Mesut Özil cuts an unusual figure in the Arsenal side he represents in the English Premier League, equal parts sublime and infuriating depending on the mood he finds himself. His role as Germany’s chief creator is shared somewhat with Toni Kroos but if Özil is to underline his status as the most naturally talented player in the squad, this is the perfect stage to do it.
Having qualified from the group stage in every World Cup since 1994, Mexico may find it slightly harder this time around. Germany are justifiably the overwhelming favorites to win the group but the margins are a lot finer when it comes to who will finish in second place – the prize, of course, almost certainly being the match-up with Brazil in the next stage.
Mexico possess a potent line-up of attacking options. Javier Hernandez’s goal scoring instincts remain intact as he approaches his thirties and, while he hasn’t developed into the player his potential promised, Carlos Vela is still an important figurehead in the Mexican ranks.
Hirving ‘Chucky’ Lozano has had an impactful debut season with PSV Eindhoven in the Dutch Eredivisie finding the net 19 times and the 22-year-old is being tipped as a possible star of the future and he should increase his shop window price if he delivers in Russia.
Sweden haven’t looked overly bereft since being shorn of Zlatan Ibrahimović’s considerable talents after his international retirement following Euro 2016. Despite the absence of the best player of generation, the Swedes performed admirably in qualification for Russia 2018, finishing above the Dutch and then overcoming former champions Italy in a two-legged playoff.
Despite that success, one can’t help but ignore the fact that this team appears to have punched above its weight in the qualification process. Their limited attacking options coupled with a slightly porous defensive line suggests that this Swedish team’s results are better than the sum of its parts.
Of course, all of this could change if Ibrahimović is tempted to return for one last international hurrah but it appears more likely that coach Janne Andersson will remain faithful to the set of players who earned qualification in the first place.
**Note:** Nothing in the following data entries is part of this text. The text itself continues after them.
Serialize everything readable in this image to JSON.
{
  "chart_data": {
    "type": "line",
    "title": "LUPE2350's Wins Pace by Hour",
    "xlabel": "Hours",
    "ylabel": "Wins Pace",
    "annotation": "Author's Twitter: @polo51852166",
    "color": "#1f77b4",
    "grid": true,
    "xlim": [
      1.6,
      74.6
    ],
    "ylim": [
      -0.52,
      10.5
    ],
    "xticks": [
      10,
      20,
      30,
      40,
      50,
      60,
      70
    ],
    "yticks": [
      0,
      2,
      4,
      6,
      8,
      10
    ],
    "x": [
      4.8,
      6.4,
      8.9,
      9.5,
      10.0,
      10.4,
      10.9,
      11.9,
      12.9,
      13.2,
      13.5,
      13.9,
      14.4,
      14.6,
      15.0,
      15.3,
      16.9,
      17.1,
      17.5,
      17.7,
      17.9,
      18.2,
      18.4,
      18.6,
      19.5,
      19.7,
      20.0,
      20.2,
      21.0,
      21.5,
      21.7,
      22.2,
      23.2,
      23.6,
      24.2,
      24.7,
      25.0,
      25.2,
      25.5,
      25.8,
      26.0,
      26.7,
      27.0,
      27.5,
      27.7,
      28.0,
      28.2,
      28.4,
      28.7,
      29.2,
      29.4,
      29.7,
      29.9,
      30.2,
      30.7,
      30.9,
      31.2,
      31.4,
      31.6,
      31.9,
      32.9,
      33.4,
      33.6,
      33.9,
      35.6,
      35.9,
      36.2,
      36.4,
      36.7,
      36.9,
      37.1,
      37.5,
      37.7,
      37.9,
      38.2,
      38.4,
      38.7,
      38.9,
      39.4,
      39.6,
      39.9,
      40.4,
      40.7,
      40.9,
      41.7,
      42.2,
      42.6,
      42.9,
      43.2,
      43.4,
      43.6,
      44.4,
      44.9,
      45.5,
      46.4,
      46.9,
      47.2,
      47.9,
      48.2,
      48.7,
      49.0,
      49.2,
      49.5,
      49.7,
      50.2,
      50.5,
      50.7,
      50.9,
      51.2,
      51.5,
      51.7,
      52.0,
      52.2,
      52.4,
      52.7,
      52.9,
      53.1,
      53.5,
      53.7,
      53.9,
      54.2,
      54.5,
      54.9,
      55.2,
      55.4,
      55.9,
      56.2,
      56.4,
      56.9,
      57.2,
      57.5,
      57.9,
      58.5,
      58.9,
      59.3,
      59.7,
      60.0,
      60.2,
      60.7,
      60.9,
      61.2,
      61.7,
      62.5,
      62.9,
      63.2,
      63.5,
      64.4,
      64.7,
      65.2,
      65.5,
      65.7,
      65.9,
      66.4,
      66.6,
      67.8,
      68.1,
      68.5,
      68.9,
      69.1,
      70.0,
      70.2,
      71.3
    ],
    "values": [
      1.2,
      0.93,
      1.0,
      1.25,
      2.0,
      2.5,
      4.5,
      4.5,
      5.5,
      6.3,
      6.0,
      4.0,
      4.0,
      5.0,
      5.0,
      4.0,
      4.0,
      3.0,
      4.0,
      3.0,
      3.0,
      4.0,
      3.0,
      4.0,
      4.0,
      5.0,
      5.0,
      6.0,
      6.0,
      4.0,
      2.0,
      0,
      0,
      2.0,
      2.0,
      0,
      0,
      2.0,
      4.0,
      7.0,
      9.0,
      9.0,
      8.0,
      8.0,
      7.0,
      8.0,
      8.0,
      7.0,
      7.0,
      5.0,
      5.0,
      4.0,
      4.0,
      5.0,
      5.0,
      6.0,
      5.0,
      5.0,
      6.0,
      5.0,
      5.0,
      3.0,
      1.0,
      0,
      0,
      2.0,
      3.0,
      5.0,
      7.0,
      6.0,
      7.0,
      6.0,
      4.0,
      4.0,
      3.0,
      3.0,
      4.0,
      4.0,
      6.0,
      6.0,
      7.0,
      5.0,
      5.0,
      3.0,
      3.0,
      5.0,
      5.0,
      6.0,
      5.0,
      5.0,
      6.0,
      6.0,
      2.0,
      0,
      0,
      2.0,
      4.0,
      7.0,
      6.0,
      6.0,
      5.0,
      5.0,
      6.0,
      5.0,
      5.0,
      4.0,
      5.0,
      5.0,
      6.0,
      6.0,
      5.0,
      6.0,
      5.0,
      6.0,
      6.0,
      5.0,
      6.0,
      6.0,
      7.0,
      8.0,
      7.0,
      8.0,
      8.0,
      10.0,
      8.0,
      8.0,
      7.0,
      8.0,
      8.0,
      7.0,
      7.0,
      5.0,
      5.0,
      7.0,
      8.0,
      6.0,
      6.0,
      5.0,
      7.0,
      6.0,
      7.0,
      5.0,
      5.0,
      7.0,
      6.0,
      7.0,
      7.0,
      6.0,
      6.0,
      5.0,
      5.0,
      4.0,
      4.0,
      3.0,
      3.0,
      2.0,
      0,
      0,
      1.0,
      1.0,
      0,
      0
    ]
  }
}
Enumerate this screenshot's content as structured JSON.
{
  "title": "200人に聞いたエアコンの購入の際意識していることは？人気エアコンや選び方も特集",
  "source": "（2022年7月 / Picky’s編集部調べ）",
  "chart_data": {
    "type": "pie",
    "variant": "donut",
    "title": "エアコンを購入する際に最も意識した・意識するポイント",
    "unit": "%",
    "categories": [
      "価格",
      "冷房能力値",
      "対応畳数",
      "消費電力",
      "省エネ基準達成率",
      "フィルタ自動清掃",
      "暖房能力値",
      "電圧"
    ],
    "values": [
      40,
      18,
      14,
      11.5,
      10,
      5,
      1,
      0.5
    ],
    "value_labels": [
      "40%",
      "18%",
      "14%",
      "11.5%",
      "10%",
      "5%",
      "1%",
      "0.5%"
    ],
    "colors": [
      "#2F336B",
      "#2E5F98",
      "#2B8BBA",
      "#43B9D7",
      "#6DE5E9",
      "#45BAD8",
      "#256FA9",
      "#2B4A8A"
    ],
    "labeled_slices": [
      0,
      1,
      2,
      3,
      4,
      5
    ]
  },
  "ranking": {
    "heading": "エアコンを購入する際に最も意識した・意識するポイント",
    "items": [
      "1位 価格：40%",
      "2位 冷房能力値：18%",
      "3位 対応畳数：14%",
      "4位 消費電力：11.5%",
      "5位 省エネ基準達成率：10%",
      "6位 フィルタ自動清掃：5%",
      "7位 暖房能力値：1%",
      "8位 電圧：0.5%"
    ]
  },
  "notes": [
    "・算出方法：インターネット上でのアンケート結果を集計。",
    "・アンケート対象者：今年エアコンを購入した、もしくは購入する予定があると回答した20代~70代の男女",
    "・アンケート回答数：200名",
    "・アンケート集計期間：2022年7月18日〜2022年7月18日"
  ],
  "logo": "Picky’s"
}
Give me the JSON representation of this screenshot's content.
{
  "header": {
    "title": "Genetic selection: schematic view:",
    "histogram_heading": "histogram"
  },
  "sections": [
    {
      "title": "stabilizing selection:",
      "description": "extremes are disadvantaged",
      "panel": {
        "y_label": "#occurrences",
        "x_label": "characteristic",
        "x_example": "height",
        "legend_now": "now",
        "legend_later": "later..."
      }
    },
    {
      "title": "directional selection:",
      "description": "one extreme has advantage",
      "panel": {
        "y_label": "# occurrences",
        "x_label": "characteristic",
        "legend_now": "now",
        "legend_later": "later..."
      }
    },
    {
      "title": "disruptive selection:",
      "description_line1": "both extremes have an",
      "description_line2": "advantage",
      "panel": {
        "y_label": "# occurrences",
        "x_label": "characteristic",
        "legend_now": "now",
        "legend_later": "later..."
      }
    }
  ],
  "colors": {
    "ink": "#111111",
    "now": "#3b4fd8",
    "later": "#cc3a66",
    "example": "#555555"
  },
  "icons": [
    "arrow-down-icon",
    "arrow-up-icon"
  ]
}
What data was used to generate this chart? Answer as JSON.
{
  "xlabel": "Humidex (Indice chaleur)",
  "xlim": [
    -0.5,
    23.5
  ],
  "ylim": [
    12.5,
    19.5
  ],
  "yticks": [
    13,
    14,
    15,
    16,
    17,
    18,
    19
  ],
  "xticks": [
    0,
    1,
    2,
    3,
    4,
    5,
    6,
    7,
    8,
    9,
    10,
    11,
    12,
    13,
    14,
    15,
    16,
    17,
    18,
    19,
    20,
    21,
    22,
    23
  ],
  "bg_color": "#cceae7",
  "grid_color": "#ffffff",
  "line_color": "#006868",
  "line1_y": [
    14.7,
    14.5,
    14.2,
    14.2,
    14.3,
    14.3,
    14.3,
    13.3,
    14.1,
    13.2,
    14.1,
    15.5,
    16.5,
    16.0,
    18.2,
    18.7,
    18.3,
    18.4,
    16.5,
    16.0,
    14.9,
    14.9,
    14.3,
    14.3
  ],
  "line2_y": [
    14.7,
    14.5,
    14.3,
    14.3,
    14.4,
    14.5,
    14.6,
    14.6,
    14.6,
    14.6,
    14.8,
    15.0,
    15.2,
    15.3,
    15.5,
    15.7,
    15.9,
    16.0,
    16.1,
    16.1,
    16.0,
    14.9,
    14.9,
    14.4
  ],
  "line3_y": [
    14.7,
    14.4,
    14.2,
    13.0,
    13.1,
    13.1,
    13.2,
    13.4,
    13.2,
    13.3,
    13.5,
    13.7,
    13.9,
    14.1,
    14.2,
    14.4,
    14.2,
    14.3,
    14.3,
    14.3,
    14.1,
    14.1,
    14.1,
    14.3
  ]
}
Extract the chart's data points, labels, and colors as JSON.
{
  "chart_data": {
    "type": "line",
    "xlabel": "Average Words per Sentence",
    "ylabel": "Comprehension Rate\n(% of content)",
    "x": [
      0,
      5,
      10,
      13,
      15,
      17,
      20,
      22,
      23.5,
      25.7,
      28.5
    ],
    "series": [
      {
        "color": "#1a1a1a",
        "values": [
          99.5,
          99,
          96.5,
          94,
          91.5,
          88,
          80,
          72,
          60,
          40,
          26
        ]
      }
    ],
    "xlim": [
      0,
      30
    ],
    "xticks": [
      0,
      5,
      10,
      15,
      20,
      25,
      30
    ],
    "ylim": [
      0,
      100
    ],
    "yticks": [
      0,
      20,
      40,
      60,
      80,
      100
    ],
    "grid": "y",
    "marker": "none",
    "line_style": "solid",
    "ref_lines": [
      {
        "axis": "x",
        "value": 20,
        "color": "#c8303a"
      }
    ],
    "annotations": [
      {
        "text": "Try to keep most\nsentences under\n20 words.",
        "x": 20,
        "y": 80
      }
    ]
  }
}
Emil Forsberg has become a central part of the RB Leipzig team which has emerged as an effective force in the German Bundesliga in recent years. The three-time Swedish midfielder of the year is the new figurehead with Zlatan gone – and all memories of their former striker will fade if Forsberg can perform heroics in Russia this summer.
A surprise package at the 2002 World Cup in which they shared hosting duties with Japan, things appear a little less bright for South Korea this time around. Recent results have been less than impressive, leading the sacking of former head coach Uli Stielike.
Now with former underage coach Shin Tae-Yong in charge, their momentum was on an upward curve last November with a win and a draw recorded against Colombia and Serbia but losses in March to Northern Ireland and Poland suggests that all is not optimized in their squad just yet.
A defensive strategy with fast, incisive counter attacks will likely be central to the South Korean game plan, as they look to employ more of a ‘quantity not quality’ strategy in their back line. On the attacking side of things, Swansea’s Ki Sueng-yong has a deceptive range of passing but their chief threat in the final third is Tottenham’s Son Heung-min.
Son, the first name on the Korean team sheet, will be crucial to the South Korean hopes of progressing to the next round. If he is firing on all cylinders anything is possible. If he isn’t? Well, it will be an uphill battle.